Al comienzo Coley creía que necesitaba de bacterias vivas. Pero algunas veces éstas no producían fiebre, mientras que en otras ocasiones la infección se escapaba fuera de control. Entonces Coley decidió que el factor clave en esta sopa de estreptococo, no era la bacteria en sí, sino las toxinas. En vista de esto, ensayó una mezcla de estreptococos muertos y adicionado de otro bacilo llamado "Serratia marcescens", mezcla que pasó a llamarse toxina de Coley. Esta tenía la ventaja de gatillar los síntomas de la enfermedad, escalofríos y fiebre, sin producir la infección. Coley insistía que no importaba tanto la identidad de la bacteria, sino la técnica que él usaba para tratar los enfermos. Era esencial inyectar profundamente la toxina dentro del tumor, y tan a menudo como se necesitara para producir fiebre y mantenerla elevada por semanas o meses.

Desde el comienzo la toxina de Coley producía buenos resultados. Pacientes que ya habían perdido todas las esperanzas veían desaparecer su cáncer. Muchos de los que no curaban, lograban al menos incrementar su sobrevida. "El lograba éxitos que hoy día uno no puede esperar, curando incluso extensas metástasis", señala Stephen Hoptin Cann, un epidemiólogo de la Universidad de British Columbia, quien aboga que debemos echar otro vistazo a las ideas de Coley.

Aun cuando los pacientes llegaban en masa al hospital para el tratamiento, Coley comenzó a encontrar una progresiva dificultad para realizarlo. Su patrón se había fijado en otro nuevo tratamiento que parecía más promisorio: la radioterapia. "La respuesta a la radioterapia parecía mucho más predecible", dice Hoptin Cann "Se irradia el tumor y éste se achica, pero desgraciadamente siempre vuelve". Sus partidarios pensaban que con algunas modificaciones, la radioterapia eventualmente podría curar el cáncer. "Han transcurrido cien años y el cáncer se ha esparcido y la radioterapia no es curativa".

Coley trató con éxito a cientos de enfermos, pero sus resultados no eran regulares y demoraban más tiempo. Las dosis tenían que ser diseñadas para cada paciente e incrementadas gradualmente para obtener la respuesta inmune adecuada. Después de su muerte en 1936, desapareció el interés en la toxina de Coley. En cambio se generalizó el tratamiento con radioterapia y quimioterapia. Ambos hicieron olvidar el sistema inmune, que quedó definitivamente desplazado.
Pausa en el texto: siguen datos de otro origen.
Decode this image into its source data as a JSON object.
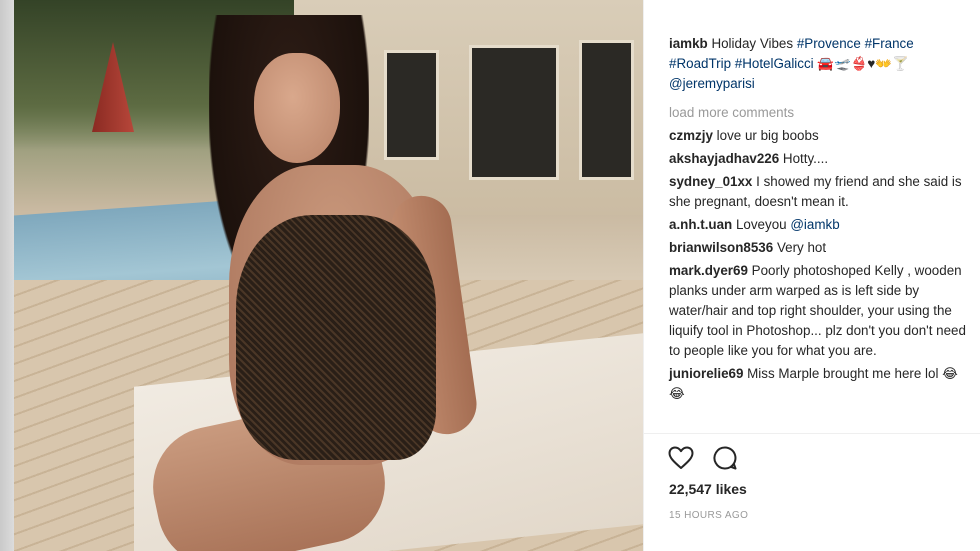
{
  "post": {
    "caption": {
      "username": "iamkb",
      "text": "Holiday Vibes",
      "tags": [
        "#Provence",
        "#France",
        "#RoadTrip",
        "#HotelGalicci"
      ],
      "emoji": "🚘🛫👙♥👐🍸",
      "mention": "@jeremyparisi"
    },
    "load_more_label": "load more comments",
    "comments": [
      {
        "user": "czmzjy",
        "text": "love ur big boobs"
      },
      {
        "user": "akshayjadhav226",
        "text": "Hotty...."
      },
      {
        "user": "sydney_01xx",
        "text": "I showed my friend and she said is she pregnant, doesn't mean it."
      },
      {
        "user": "a.nh.t.uan",
        "text": "Loveyou",
        "mention": "@iamkb"
      },
      {
        "user": "brianwilson8536",
        "text": "Very hot"
      },
      {
        "user": "mark.dyer69",
        "text": "Poorly photoshoped Kelly , wooden planks under arm warped as is left side by water/hair and top right shoulder, your using the liquify tool in Photoshop... plz don't you don't need to people like you for what you are."
      },
      {
        "user": "juniorelie69",
        "text": "Miss Marple brought me here lol 😂😂"
      }
    ],
    "actions": {
      "like_icon": "heart-outline-icon",
      "comment_icon": "speech-bubble-icon"
    },
    "likes": "22,547 likes",
    "timestamp": "15 HOURS AGO"
  },
  "colors": {
    "link": "#003569",
    "text": "#262626",
    "muted": "#999999"
  }
}
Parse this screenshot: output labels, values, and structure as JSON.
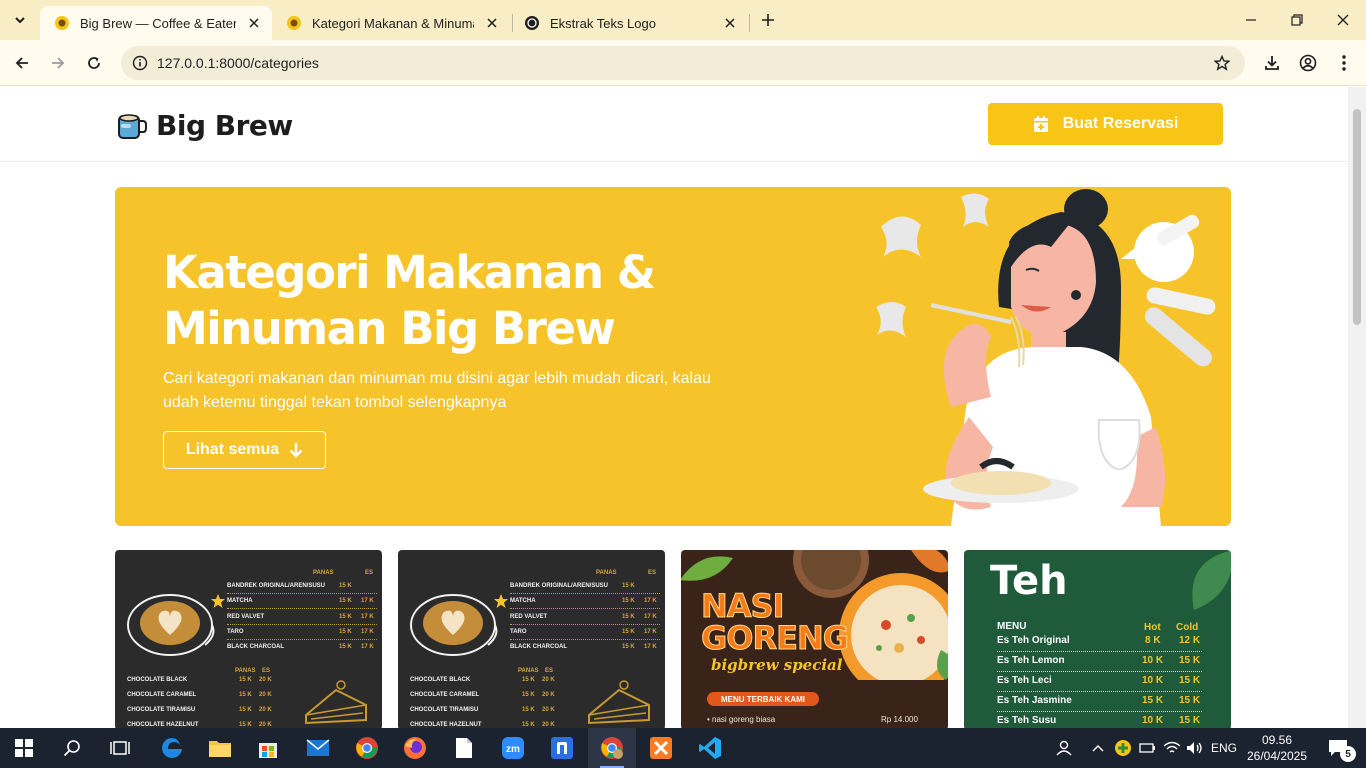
{
  "browser": {
    "tabs": [
      {
        "title": "Big Brew — Coffee & Eatery | R",
        "active": true
      },
      {
        "title": "Kategori Makanan & Minuman",
        "active": false
      },
      {
        "title": "Ekstrak Teks Logo",
        "active": false
      }
    ],
    "url": "127.0.0.1:8000/categories"
  },
  "site": {
    "brand": "Big Brew",
    "reserve_label": "Buat Reservasi"
  },
  "hero": {
    "title_line1": "Kategori Makanan &",
    "title_line2": "Minuman Big Brew",
    "subtitle": "Cari kategori makanan dan minuman mu disini agar lebih mudah dicari, kalau udah ketemu tinggal tekan tombol selengkapnya",
    "button_label": "Lihat semua"
  },
  "cards": {
    "coffee_menu": {
      "col_hot": "PANAS",
      "col_ice": "ES",
      "items": [
        {
          "name": "BANDREK ORIGINAL/AREN/SUSU",
          "hot": "15 K",
          "ice": ""
        },
        {
          "name": "MATCHA",
          "hot": "15 K",
          "ice": "17 K"
        },
        {
          "name": "RED VALVET",
          "hot": "15 K",
          "ice": "17 K"
        },
        {
          "name": "TARO",
          "hot": "15 K",
          "ice": "17 K"
        },
        {
          "name": "BLACK CHARCOAL",
          "hot": "15 K",
          "ice": "17 K"
        }
      ],
      "items2": [
        {
          "name": "CHOCOLATE BLACK",
          "hot": "15 K",
          "ice": "20 K"
        },
        {
          "name": "CHOCOLATE CARAMEL",
          "hot": "15 K",
          "ice": "20 K"
        },
        {
          "name": "CHOCOLATE TIRAMISU",
          "hot": "15 K",
          "ice": "20 K"
        },
        {
          "name": "CHOCOLATE HAZELNUT",
          "hot": "15 K",
          "ice": "20 K"
        }
      ]
    },
    "nasi": {
      "title_line1": "NASI",
      "title_line2": "GORENG",
      "special": "bigbrew special",
      "ribbon": "MENU TERBAIK KAMI",
      "item": "• nasi goreng biasa",
      "price": "Rp 14.000"
    },
    "teh": {
      "title": "Teh",
      "menu_label": "MENU",
      "col_hot": "Hot",
      "col_cold": "Cold",
      "items": [
        {
          "name": "Es Teh Original",
          "hot": "8 K",
          "cold": "12 K"
        },
        {
          "name": "Es Teh Lemon",
          "hot": "10 K",
          "cold": "15 K"
        },
        {
          "name": "Es Teh Leci",
          "hot": "10 K",
          "cold": "15 K"
        },
        {
          "name": "Es Teh Jasmine",
          "hot": "15 K",
          "cold": "15 K"
        },
        {
          "name": "Es Teh Susu",
          "hot": "10 K",
          "cold": "15 K"
        }
      ]
    }
  },
  "taskbar": {
    "lang": "ENG",
    "time": "09.56",
    "date": "26/04/2025",
    "notifications": "5"
  },
  "colors": {
    "accent": "#f8c415",
    "hero_bg": "#f6c42a",
    "tabstrip": "#f8edc4",
    "taskbar": "#1b2331"
  }
}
Ha pasado el tiempo pero diversos investigadores han continuado la búsqueda de mecanismos destinados a estimular en forma más específica el sistema inmunológico, como tratamiento del cáncer. Se ha tratado de gatillar la producción de tipos de células específicas anticancerígenas o buscar moléculas supresoras de tumores. Numerosos son los trabajos que comienzan a aparecer en la literatura.

Pero las vacunas de Coley, precisamente trabajaban porque eran crudas y estimulaban una respuesta inmune general, dice Hoptin Cann. Más importante, señala él, el sistema inmune trabaja en las mejores condiciones durante la fiebre. "El organismo produce más células inmunes. Son más movibles y más destructivas".

Lo que es más, existe una creciente evidencia que mientras más infecciones tiene la gente (especialmente si tienen fiebre), menos posibilidades tienen de sufrir de cáncer. O como dijo el gran médico Thomas Sydenham en el siglo XVII, "la fiebre es el mejor mecanismo que la naturaleza nos proporciona para derrotar a nuestros enemigos".




New Scientist, Noviembre 2, 2002, Pág. 54.


Bibliografía

Hoptin Cann y otros: Medical Hypotheses, vol 58, Pág. 15, 2002.